Although the negative sign is intuitive; the gas is warmer than the surrounding ice-water mixture and heat flows out until the system reaches equilibrium.

 

[knc]

Yes. Let's see what you get.

$W_a + W_c = W_{net} \\ W_a = m L_f - W_c \\ W_c = -nRT \ln{4} \\ W_a = m L_f + nRT \ln{4}$

 

[knc]

Does this mean the work done in step A is equal-but-opposite to the heat transfer in step B? Does this make sense?

 

[Chestermiller]

$$W_{total}=-Q_{total}=+mL_f$$
$$W_C=nRT\ln{4}$$
$$W_A=W_{total}-W_C=mL_f-nRT\ln{4}$$

 

[knc]

$$W_{total}=-Q_{total}=+mL_f$$
$$W_C=nRT\ln{4}$$
$$W_A=W_{total}-W_C=mL_f-nRT\ln{4}$$

So in step C, $\Delta E_{int} = 0$
$$ Q_c + W_c = 0 \\ Q_c = - W_c $$
Using integral to solve for W_c:
$$ W_c = - \int_{V_2}^{4V_2} \frac{nRT}{V} dV \\ W_c = - nRT \ln{4} $$

How did you get positive work done? The piston is being raised, so isn't the gas doing work on its surroundings? Hence the negative?

 

[Chestermiller]

So in step C, $\Delta E_{int} = 0$
$$ Q_c + W_c = 0 \\ Q_c = - W_c $$
Using integral to solve for W_c:
$$ W_c = - \int_{V_2}^{4V_2} \frac{nRT}{V} dV \\ W_c = - nRT \ln{4} $$

How did you get positive work done? The piston is being raised, so isn't the gas doing work on its surroundings? Hence the negative?

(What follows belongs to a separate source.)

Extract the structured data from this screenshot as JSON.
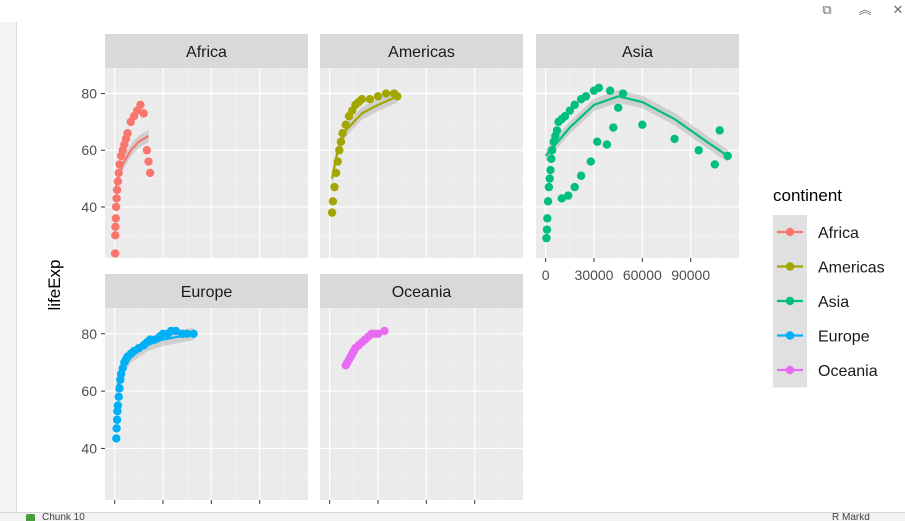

Oops. Sorry. You're right. My bad.

 

[knc]

Oops. Sorry. You're right. My bad.

So is it correct that the heat transfer in step B is equal to opposite of work done in step A?
$$ Q_b = - W_a $$

 

[Chestermiller]

So is it correct that the heat transfer in step B is equal to opposite of work done in step A?
$$ Q_b = - W_a $$

Sure. Now, can you explain why?

 

[knc]

$$ Q_{net} = - W_{net} $$
$$ Q_a + Q_b + Q_c = -W_a - W_b - W_c $$
$$ \Delta E_{int,c} = \Delta E_{int,a} = 0 $$
$$ Q_a = -W_a \\ Q_c = - W_c $$
$$ -W_a + Q_b - W_c = -W_a - W_b - W_c $$
$$ Q_b = -W_a $$
Mathematically it makes sense. What physical implications does this hold?

 

[Chestermiller]

Step B brings the temperature back down to the value before Step A. So there is no change in internal energy over steps A and B. Work is done in step A but no heat; heat is done in step B, but no work.

 

[knc]

Thanks for the help.